Friday, 29 September 2023

Re: SRU requirement to fix post-LTS stable releases

On Thu, Jan 20, 2022 at 07:10:53PM +0000, Robie Basak wrote:
> On Wed, Jun 16, 2021 at 02:11:36PM +0100, Robie Basak wrote:
> > Imagine you land a bugfix in an SRU to Focal today, but leave out
> > Impish even though it is also affected. A user who subsequently
> > installs Focal, benefits from the bugfix, and then upgrades to Impish
> > will be regressed. Is this acceptable?

[...]

> If a bug is being fixed in a particular stable release, we would like
> for all subsequent releases that are still supported to also be fixed at
> the same time. This is to prevent a user from facing a regression when
> they upgrade to a newer release.

Recently the SRU team has reviewed some uploads where the SRU is for the
purpose of hardware enablement, but the uploaders are enabling Jammy and
have not considered Lunar.

In the previous discussion I had been thinking generally about bugfixes
and not about hardware enablement.

For hardware enablement purposes, the situation would be worse. A user
might install the LTS on which their hardware works, then do a release
upgrade to a newer interim release and fail to boot. This is much more
severe compared to the reappearance of a typical SRU'd bugfix.

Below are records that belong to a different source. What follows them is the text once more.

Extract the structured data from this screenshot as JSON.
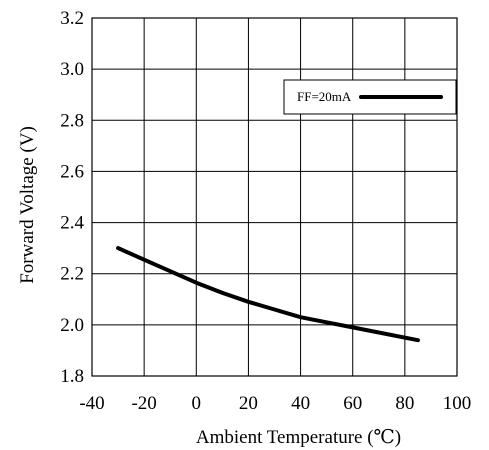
{
  "chart_data": {
    "type": "line",
    "xlabel": "Ambient Temperature (℃)",
    "ylabel": "Forward Voltage (V)",
    "xlim": [
      -40,
      100
    ],
    "ylim": [
      1.8,
      3.2
    ],
    "x_ticks": [
      "-40",
      "-20",
      "0",
      "20",
      "40",
      "60",
      "80",
      "100"
    ],
    "y_ticks": [
      "1.8",
      "2.0",
      "2.2",
      "2.4",
      "2.6",
      "2.8",
      "3.0",
      "3.2"
    ],
    "grid": true,
    "legend_position": "top-right",
    "series": [
      {
        "name": "FF=20mA",
        "color": "#000000",
        "x": [
          -30,
          -20,
          -10,
          0,
          10,
          20,
          30,
          40,
          50,
          60,
          70,
          85
        ],
        "y": [
          2.3,
          2.255,
          2.21,
          2.165,
          2.125,
          2.09,
          2.06,
          2.03,
          2.01,
          1.99,
          1.97,
          1.94
        ]
      }
    ]
  }
}
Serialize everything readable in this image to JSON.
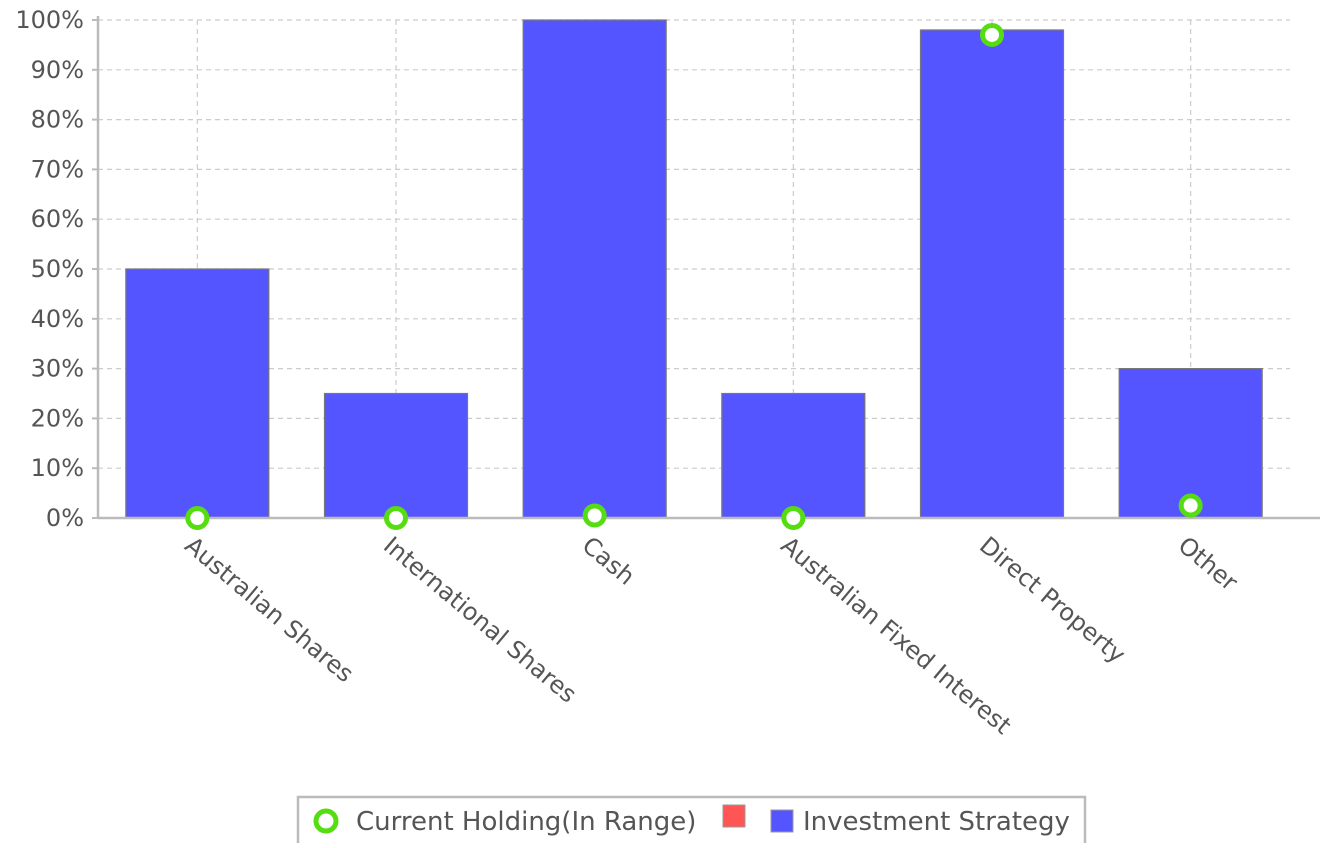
{
  "chart_data": {
    "type": "bar",
    "title": "",
    "xlabel": "",
    "ylabel": "",
    "ylim": [
      0,
      100
    ],
    "y_unit": "%",
    "y_ticks": [
      "0%",
      "10%",
      "20%",
      "30%",
      "40%",
      "50%",
      "60%",
      "70%",
      "80%",
      "90%",
      "100%"
    ],
    "grid": true,
    "categories": [
      "Australian Shares",
      "International Shares",
      "Cash",
      "Australian Fixed Interest",
      "Direct Property",
      "Other"
    ],
    "series": [
      {
        "name": "Investment Strategy",
        "kind": "bar",
        "color": "#5555ff",
        "values": [
          50,
          25,
          100,
          25,
          98,
          30
        ]
      },
      {
        "name": "Current Holding(In Range)",
        "kind": "marker",
        "color": "#55dd11",
        "values": [
          0,
          0,
          0.5,
          0,
          97,
          2.5
        ]
      }
    ],
    "legend": {
      "placement": "bottom-center",
      "items": [
        {
          "label": "Current Holding(In Range)",
          "symbol": "ring",
          "color": "#55dd11"
        },
        {
          "label": "",
          "symbol": "square",
          "color": "#ff5555"
        },
        {
          "label": "Investment Strategy",
          "symbol": "square",
          "color": "#5555ff"
        }
      ]
    }
  }
}
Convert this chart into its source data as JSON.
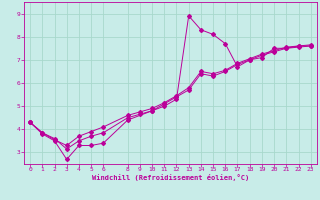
{
  "xlabel": "Windchill (Refroidissement éolien,°C)",
  "bg_color": "#c8ece8",
  "grid_color": "#a8d8cc",
  "line_color": "#bb0099",
  "ylim": [
    2.5,
    9.5
  ],
  "xlim": [
    -0.5,
    23.5
  ],
  "yticks": [
    3,
    4,
    5,
    6,
    7,
    8,
    9
  ],
  "xticks": [
    0,
    1,
    2,
    3,
    4,
    5,
    6,
    8,
    9,
    10,
    11,
    12,
    13,
    14,
    15,
    16,
    17,
    18,
    19,
    20,
    21,
    22,
    23
  ],
  "line1_x": [
    0,
    1,
    2,
    3,
    4,
    5,
    6,
    8,
    10,
    11,
    12,
    13,
    14,
    15,
    16,
    17,
    18,
    19,
    20,
    21,
    22,
    23
  ],
  "line1_y": [
    4.3,
    3.8,
    3.5,
    2.7,
    3.3,
    3.3,
    3.4,
    4.4,
    4.8,
    5.0,
    5.3,
    8.9,
    8.3,
    8.1,
    7.7,
    6.7,
    7.0,
    7.1,
    7.5,
    7.5,
    7.6,
    7.6
  ],
  "line2_x": [
    0,
    1,
    2,
    3,
    4,
    5,
    6,
    8,
    9,
    10,
    11,
    12,
    13,
    14,
    15,
    16,
    17,
    18,
    19,
    20,
    21,
    22,
    23
  ],
  "line2_y": [
    4.3,
    3.85,
    3.55,
    3.3,
    3.7,
    3.9,
    4.1,
    4.6,
    4.75,
    4.9,
    5.15,
    5.45,
    5.8,
    6.5,
    6.4,
    6.55,
    6.85,
    7.05,
    7.25,
    7.4,
    7.55,
    7.6,
    7.65
  ],
  "line3_x": [
    0,
    1,
    2,
    3,
    4,
    5,
    6,
    8,
    9,
    10,
    11,
    12,
    13,
    14,
    15,
    16,
    17,
    18,
    19,
    20,
    21,
    22,
    23
  ],
  "line3_y": [
    4.3,
    3.85,
    3.6,
    3.15,
    3.5,
    3.7,
    3.85,
    4.5,
    4.65,
    4.8,
    5.1,
    5.4,
    5.7,
    6.4,
    6.3,
    6.5,
    6.8,
    7.0,
    7.2,
    7.35,
    7.5,
    7.55,
    7.6
  ]
}
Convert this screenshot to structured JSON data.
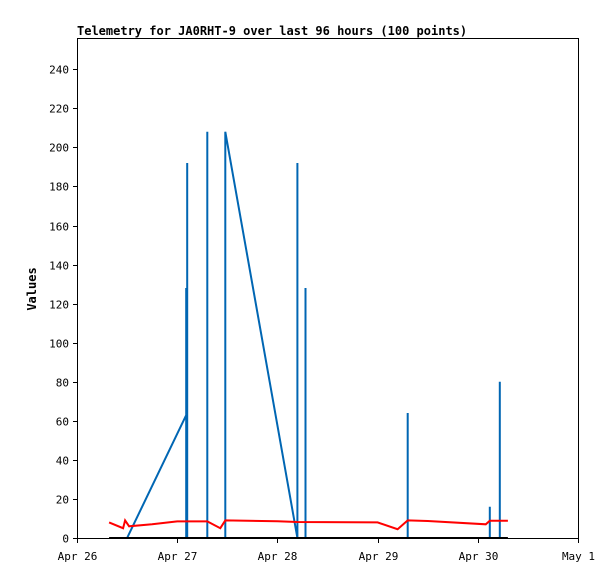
{
  "chart_data": {
    "type": "line",
    "title": "Telemetry for JA0RHT-9 over last 96 hours (100 points)",
    "xlabel": "",
    "ylabel": "Values",
    "ylim": [
      0,
      256
    ],
    "y_ticks": [
      0,
      20,
      40,
      60,
      80,
      100,
      120,
      140,
      160,
      180,
      200,
      220,
      240
    ],
    "x_ticks": [
      {
        "label": "Apr 26",
        "day": 0
      },
      {
        "label": "Apr 27",
        "day": 1
      },
      {
        "label": "Apr 28",
        "day": 2
      },
      {
        "label": "Apr 29",
        "day": 3
      },
      {
        "label": "Apr 30",
        "day": 4
      },
      {
        "label": "May 1",
        "day": 5
      }
    ],
    "xlim_days": [
      0,
      5
    ],
    "grid": false,
    "legend": "none",
    "series": [
      {
        "color": "#0066b3",
        "points": [
          [
            0.5,
            0
          ],
          [
            1.1,
            64
          ],
          [
            1.1,
            192
          ],
          [
            1.1,
            0
          ],
          [
            1.09,
            128
          ],
          [
            1.09,
            0
          ],
          [
            1.3,
            0
          ],
          [
            1.3,
            208
          ],
          [
            1.3,
            0
          ],
          [
            1.48,
            0
          ],
          [
            1.48,
            208
          ],
          [
            2.2,
            0
          ],
          [
            2.2,
            192
          ],
          [
            2.2,
            0
          ],
          [
            2.28,
            0
          ],
          [
            2.28,
            128
          ],
          [
            2.28,
            0
          ],
          [
            3.3,
            0
          ],
          [
            3.3,
            64
          ],
          [
            3.3,
            0
          ],
          [
            4.12,
            0
          ],
          [
            4.12,
            16
          ],
          [
            4.12,
            0
          ],
          [
            4.22,
            0
          ],
          [
            4.22,
            80
          ],
          [
            4.22,
            0
          ]
        ]
      },
      {
        "color": "#ff0000",
        "points": [
          [
            0.32,
            8
          ],
          [
            0.46,
            5
          ],
          [
            0.48,
            9
          ],
          [
            0.52,
            6
          ],
          [
            0.75,
            7
          ],
          [
            1.0,
            8.5
          ],
          [
            1.3,
            8.5
          ],
          [
            1.43,
            5
          ],
          [
            1.48,
            9
          ],
          [
            2.0,
            8.6
          ],
          [
            2.2,
            8.2
          ],
          [
            3.0,
            8.0
          ],
          [
            3.2,
            4.5
          ],
          [
            3.3,
            9
          ],
          [
            3.5,
            8.7
          ],
          [
            4.08,
            7
          ],
          [
            4.12,
            8.8
          ],
          [
            4.3,
            8.8
          ]
        ]
      },
      {
        "color": "#000000",
        "points": [
          [
            0.32,
            0
          ],
          [
            4.3,
            0
          ]
        ]
      }
    ]
  }
}
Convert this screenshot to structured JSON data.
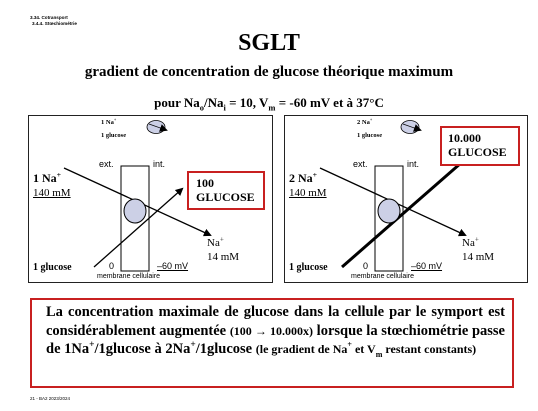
{
  "breadcrumb": [
    "3.34. Cotransport",
    "3.4.4. Stœchiométrie"
  ],
  "title": "SGLT",
  "subtitle": "gradient de concentration de glucose théorique maximum",
  "conditions": {
    "prefix": "pour Na",
    "o_sub": "o",
    "slash": "/Na",
    "i_sub": "i",
    "mid": " = 10, V",
    "m_sub": "m",
    "suffix": " = -60 mV et à 37°C"
  },
  "panels": [
    {
      "stoich_na": "1 Na",
      "stoich_plus": "+",
      "stoich_glucose": "1 glucose",
      "ext_label": "ext.",
      "int_label": "int.",
      "na_out": "1 Na",
      "na_out_sup": "+",
      "na_out_conc": "140 mM",
      "glucose_out": "1 glucose",
      "zero_label": "0",
      "voltage_label": "–60 mV",
      "membrane_label": "membrane cellulaire",
      "na_in": "Na",
      "na_in_sup": "+",
      "na_in_conc": "14 mM",
      "result_line1": "100",
      "result_line2": "GLUCOSE"
    },
    {
      "stoich_na": "2 Na",
      "stoich_plus": "+",
      "stoich_glucose": "1 glucose",
      "ext_label": "ext.",
      "int_label": "int.",
      "na_out": "2 Na",
      "na_out_sup": "+",
      "na_out_conc": "140 mM",
      "glucose_out": "1 glucose",
      "zero_label": "0",
      "voltage_label": "–60 mV",
      "membrane_label": "membrane cellulaire",
      "na_in": "Na",
      "na_in_sup": "+",
      "na_in_conc": "14 mM",
      "result_line1": "10.000",
      "result_line2": "GLUCOSE"
    }
  ],
  "conclusion": {
    "part1": "La concentration maximale de glucose dans la cellule par le symport est considérablement augmentée ",
    "part2": "(100 → 10.000x)",
    "part3": " lorsque la stœchiométrie passe de 1Na",
    "sup1": "+",
    "part4": "/1glucose à 2Na",
    "sup2": "+",
    "part5": "/1glucose ",
    "part6": "(le gradient de Na",
    "sup3": "+",
    "part7": " et V",
    "sub1": "m",
    "part8": " restant constants)"
  },
  "footer": "21 - BA2 2023/2024",
  "colors": {
    "red": "#c82020"
  }
}
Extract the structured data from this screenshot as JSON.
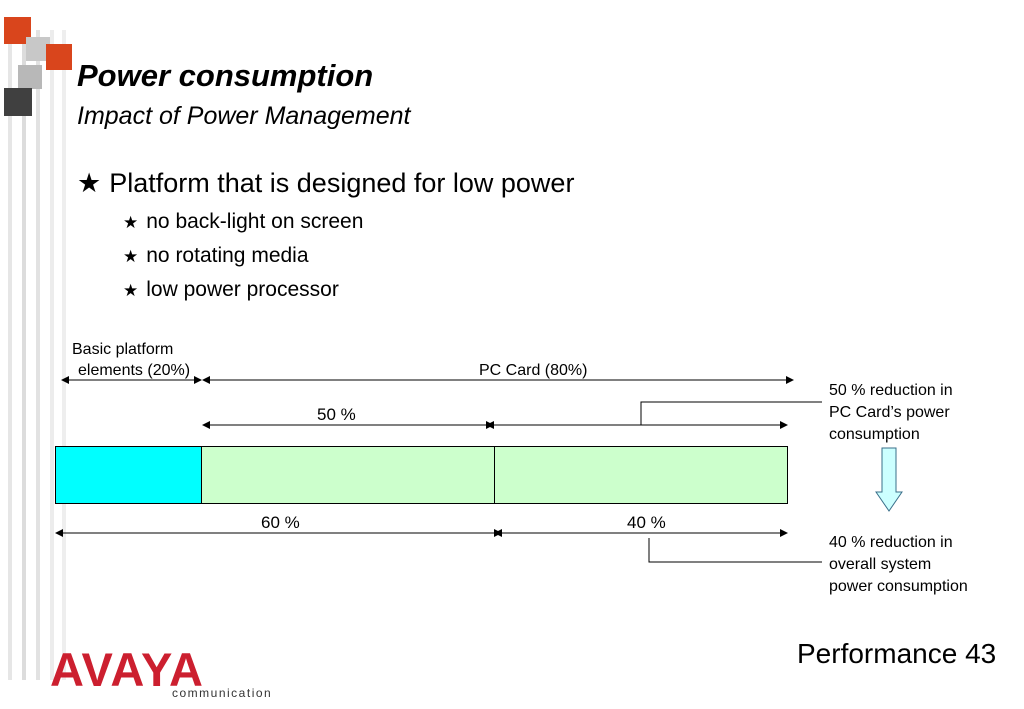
{
  "slide": {
    "title": "Power consumption",
    "subtitle": "Impact of Power Management",
    "bullet_main": "Platform that is designed for low power",
    "sub_bullets": [
      "no back-light on screen",
      "no rotating media",
      "low power processor"
    ]
  },
  "diagram": {
    "top_label_left_line1": "Basic platform",
    "top_label_left_line2": "elements (20%)",
    "top_label_right": "PC Card (80%)",
    "mid_label": "50 %",
    "bottom_label_left": "60 %",
    "bottom_label_right": "40 %",
    "note_top": [
      "50 % reduction in",
      "PC Card’s power",
      "consumption"
    ],
    "note_bottom": [
      "40 % reduction in",
      "overall system",
      "power consumption"
    ],
    "colors": {
      "basic_platform": "#00ffff",
      "pc_card": "#ccffcc",
      "arrow": "#ccffff"
    }
  },
  "footer": {
    "label": "Performance 43"
  },
  "logo": {
    "name": "AVAYA",
    "tagline": "communication"
  },
  "icons": {
    "bullet": "star-icon",
    "down_arrow": "down-arrow-icon"
  }
}
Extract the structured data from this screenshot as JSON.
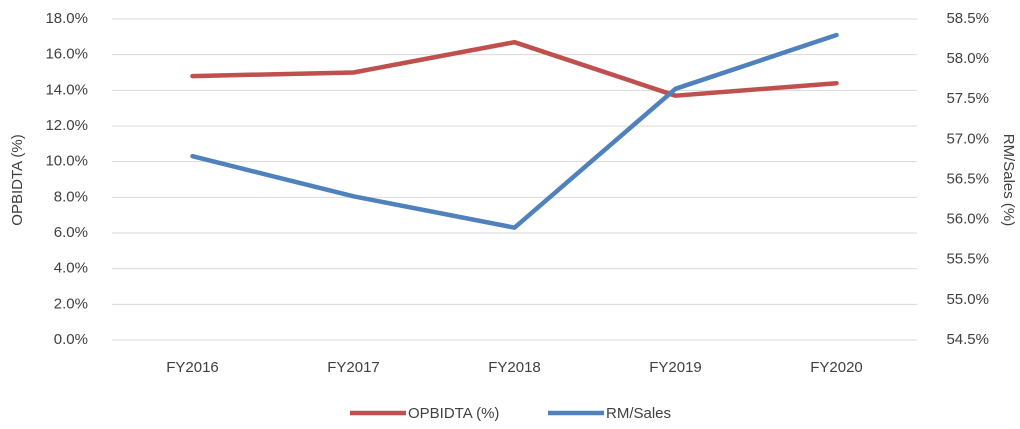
{
  "chart_data": {
    "type": "line",
    "categories": [
      "FY2016",
      "FY2017",
      "FY2018",
      "FY2019",
      "FY2020"
    ],
    "series": [
      {
        "name": "OPBIDTA (%)",
        "color": "#c0504d",
        "values": [
          14.8,
          15.0,
          16.7,
          13.7,
          14.4
        ]
      },
      {
        "name": "RM/Sales",
        "color": "#4f81bd",
        "axis": "y2",
        "values": [
          56.79,
          56.29,
          55.9,
          57.63,
          58.3
        ]
      }
    ],
    "y_label": "OPBIDTA (%)",
    "y2_label": "RM/Sales (%)",
    "ylim": [
      0,
      18
    ],
    "yticks": [
      {
        "value": 0,
        "label": "0.0%"
      },
      {
        "value": 2,
        "label": "2.0%"
      },
      {
        "value": 4,
        "label": "4.0%"
      },
      {
        "value": 6,
        "label": "6.0%"
      },
      {
        "value": 8,
        "label": "8.0%"
      },
      {
        "value": 10,
        "label": "10.0%"
      },
      {
        "value": 12,
        "label": "12.0%"
      },
      {
        "value": 14,
        "label": "14.0%"
      },
      {
        "value": 16,
        "label": "16.0%"
      },
      {
        "value": 18,
        "label": "18.0%"
      }
    ],
    "y2lim": [
      54.5,
      58.5
    ],
    "y2ticks": [
      {
        "value": 54.5,
        "label": "54.5%"
      },
      {
        "value": 55,
        "label": "55.0%"
      },
      {
        "value": 55.5,
        "label": "55.5%"
      },
      {
        "value": 56,
        "label": "56.0%"
      },
      {
        "value": 56.5,
        "label": "56.5%"
      },
      {
        "value": 57,
        "label": "57.0%"
      },
      {
        "value": 57.5,
        "label": "57.5%"
      },
      {
        "value": 58,
        "label": "58.0%"
      },
      {
        "value": 58.5,
        "label": "58.5%"
      }
    ],
    "grid": true,
    "legend": "bottom"
  }
}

AIUI, HWE kernels don't have this issue because they are always
backported from newer releases and the timing means that an interim
release that doesn't have support for some hardware will have EOLed
before the LTS hardware enablement from a subsequent release happens.

Currently the documented policy doesn't discuss the hardware enablement
case because I don't think it occurred to anyone that this needs to be
considered separately.

Consensus amongst the SRU team is that for hardware enablement purposes,
fixing subsequent interim releases first (or at the same time) needs to
be mandatory to prevent a serious regression on release upgrade. This
seems to have always been the position, but it wasn't explicitly
documented. As always we can consider exceptional cases, but our
baseline policy should define this as a requirement.

I will document this now, but raise it here so that if Ubuntu developers
disagree then you have the opportunity to object.